English abstract
The Late Carboniferous and Early Permian Al Khlata Formation represents the lower unit of
the Haushi Group, related to the third glacial event in the Arabian Plate. Al Khlata Formation,
which is a proglacial fluvial and deltaic depositional system, is an important hydrocarbon
target in Oman. The accurate estimation of the amount of hydrocarbon that can be produced
from Al Khlata reservoirs is very challenging because the rock properties in Block 56 vary
significantly which are poorly understood. This study aims to construct the diagenetic model
and predict reservoir quality evolution of the studied Al-Khlata Formation sandstones in
Block 56 with help of depositional environment and stratigraphic frameworks to have a better
understanding of the petrophysical properties and thus volumetric calculations. This study is
based on an integrated analytical technique including petrophysical analysis using wireline
logs and drilling cuttings, and thin-section petrography for textural, mineral, and grain fabric
determinations. However, the study revealed that the Al Khlata Formation consists of two
correlative and laterally continuous sandstone bodies: sand 2 and sand 1, in ascending order
characterized by significant heterogeneity in lithology, petrophysical properties, and
diagenetic alterations. The thickness of the correlatable sandstone bodies within the Al Khlata
Formation varies from one well to another because their deposition was highly controlled by
the salt movement during the Late Devonian to the Late Carboniferous hiatus. Moreover, this
study has revealed that the correlation between wells allowed the prediction of the influence
of the glacial environments on the petrophysical properties of sandstone bodies. There is no
consistent trend for the lateral and vertical distribution of porosity and permeability of the
lacustrine and deltaic proglacial sandstone bodies, due to the complexity of the glacial
environment. The degree of comparison between the two oil-bearing sandstones in terms of
petrophysical properties is obvious. For example, sand 2 has good to excellent reservoir
quality because of low average shale volume, and good average porosity. Sand 1 is a tight
reservoir because it is enriched with shale, has poor porosity, and is very hard to drill because
of diamictite. Based on petrographic analysis of ALJUMD-1 well and ALJUMD-2 well thin
sections, the main component of both sandstones was fine to medium quartz grains, lithic
fragments such as mud intraclasts and feldspar grains, respectively from the dominant to less
diverse. Sand 2 is controlled by the dissolution of unstable grains and equant calcite cement.

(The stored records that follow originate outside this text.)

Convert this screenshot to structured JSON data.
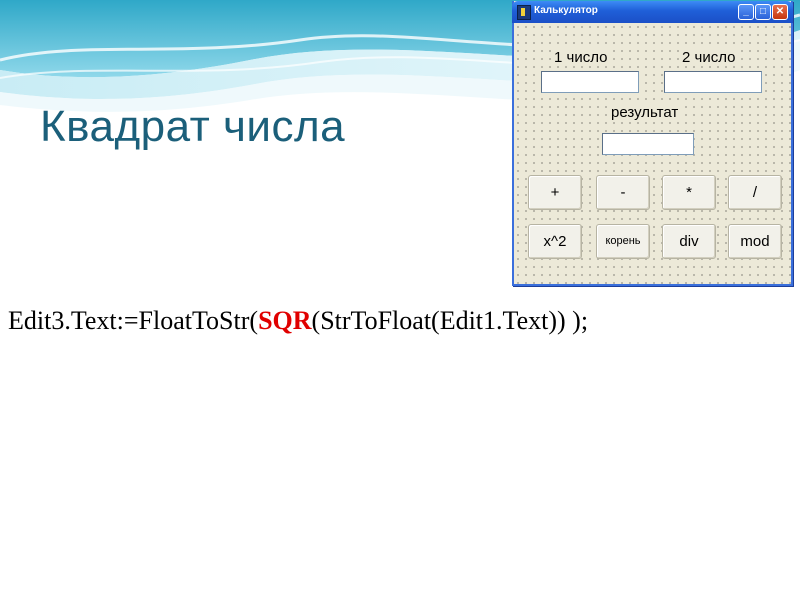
{
  "slide": {
    "title": "Квадрат числа",
    "code": {
      "prefix": "Edit3.Text:=FloatToStr(",
      "keyword": "SQR",
      "suffix": "(StrToFloat(Edit1.Text)) );",
      "keyword_color": "#e00000"
    },
    "title_color": "#1b5f7a"
  },
  "window": {
    "title": "Калькулятор",
    "controls": {
      "minimize": "_",
      "maximize": "□",
      "close": "✕"
    },
    "label1": "1 число",
    "label2": "2 число",
    "label_result": "результат",
    "edit1_value": "",
    "edit2_value": "",
    "edit3_value": "",
    "buttons": [
      "+",
      "-",
      "*",
      "/",
      "x^2",
      "корень",
      "div",
      "mod"
    ]
  }
}
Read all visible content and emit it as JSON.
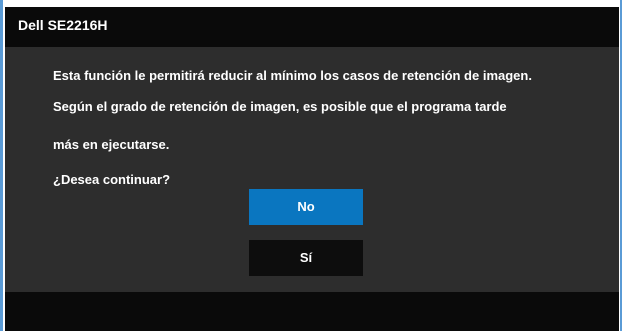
{
  "window": {
    "title": "Dell SE2216H"
  },
  "message": {
    "line1": "Esta función le permitirá reducir al mínimo los casos de retención de imagen.",
    "line2": "Según el grado de retención de imagen, es posible que el programa tarde",
    "line3": "más en ejecutarse.",
    "question": "¿Desea continuar?"
  },
  "buttons": {
    "no_label": "No",
    "si_label": "Sí"
  },
  "colors": {
    "accent": "#0a76c0",
    "panel": "#2d2d2d",
    "bar": "#0a0a0a",
    "border": "#5a9bd6"
  }
}
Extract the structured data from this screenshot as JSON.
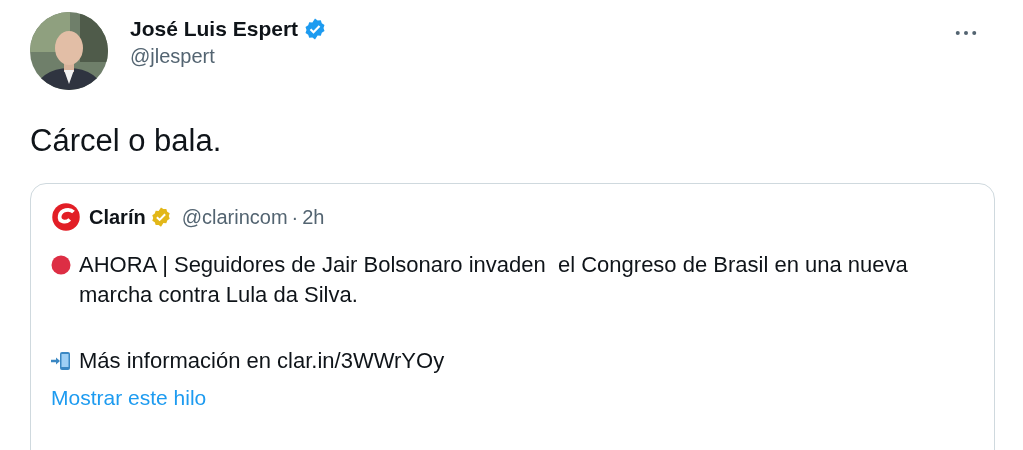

However, the primary porosity such as intergranular porosity that formed during deposition
time and secondary porosity created by dissolution have overcome the cementation. While
sand 1 was mostly controlled by the complete and partial dissolution of unstable grains such
as mud lithic fragments by meteoric water that occurred during deglaciation and was
facilitated by a warm climate. By integrating petrophysical and petrographic analyses, sand 2
has better reservoir characteristics compared with sand 1. Subsequently, all of that has a
significant impact on the hydrocarbon potentiality of each sand. For example, modeling will
help in drawing more efficient drilling, production, and recovery strategies.